The one product that best epitomizes the shift in making technology bend to serve us humans, rather than the humans literally mutilating themselves (ruining their posture, their vision, their social face-to-face connectivity with fellow humans) just so that they can extract value from technology, is the Amazon Echo. Unlike the imperialist Visual-Touch smart phone that demands submission without apology, the Amazon Echo respects the human action flow and is the best invisible, interactive/interactional product available in the market today.

If you want to know something quickly, just naturally speak your question, then listen for the answer — and move on. If you want music, just say the name of a song and it starts playing.

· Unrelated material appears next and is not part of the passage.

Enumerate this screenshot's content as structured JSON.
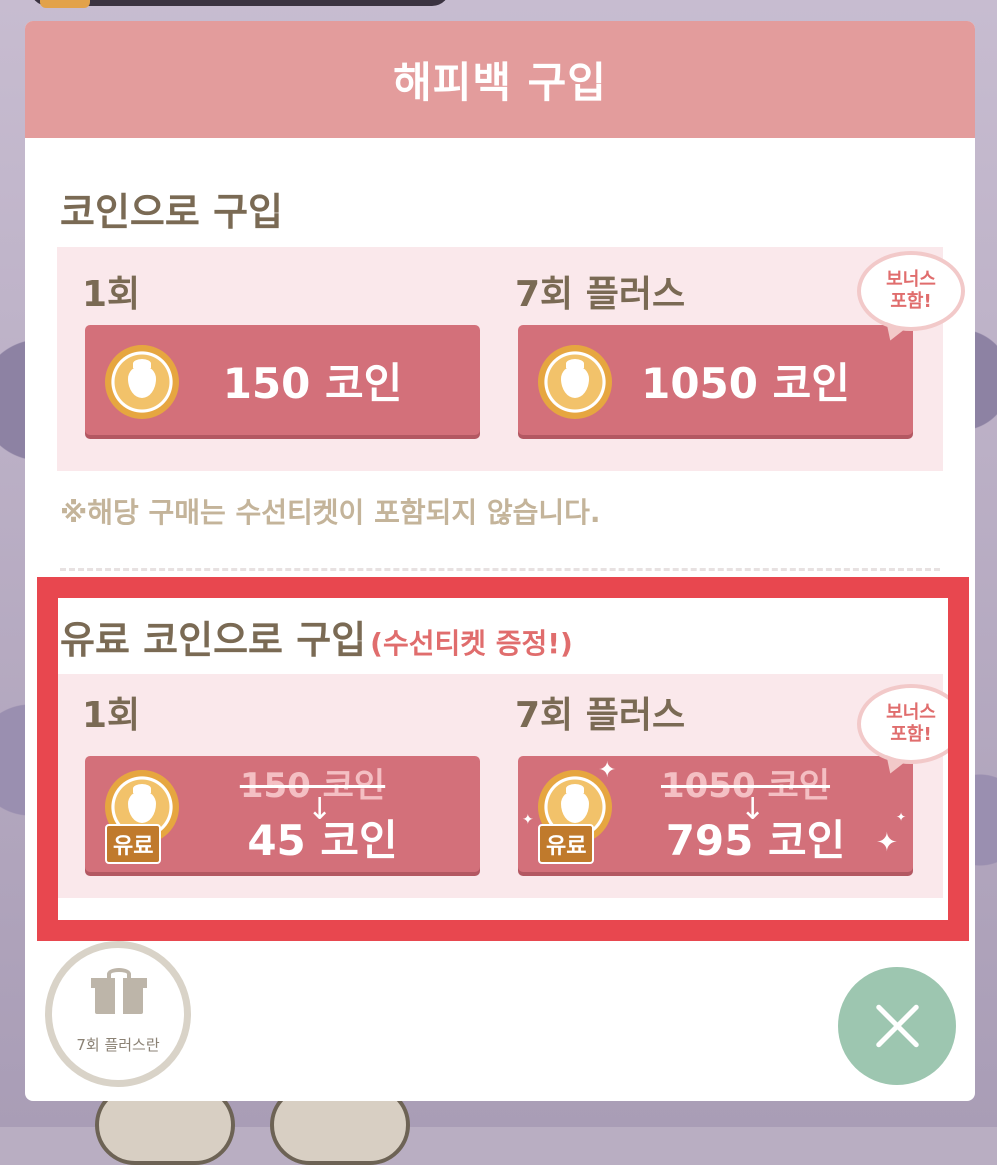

You don’t have to take your eyes off whatever you are looking at (your laptop screen, your book, the dishes you were washing), nor would you have to take your hands off wherever you had them (your laptop keyboard, your book, the dishes your were washing).

It is a satisfying irony that the most compelling mainstream use of Artificial Intelligence (AI) today is moving towards respecting the basic proposition that whatever products and solutions such AI delivers, the interface needs to respect the sanctity of the human action flow by bending the machine to understand the human in her own language. 

Whatever products and solutions such AI delivers, the interface needs to respect the sanctity of the human action flow by bending the machine to understand the human in her own language. 

The hope is that this ethos of subsuming the machine to the human (and, crucially, understanding that the delivery of such value cannot defeat its own purpose by mangling the human in the process) will inform the other emerging uses of Artificial Intelligence. The means should never be allowed to destroy the end in the name of justifying that end.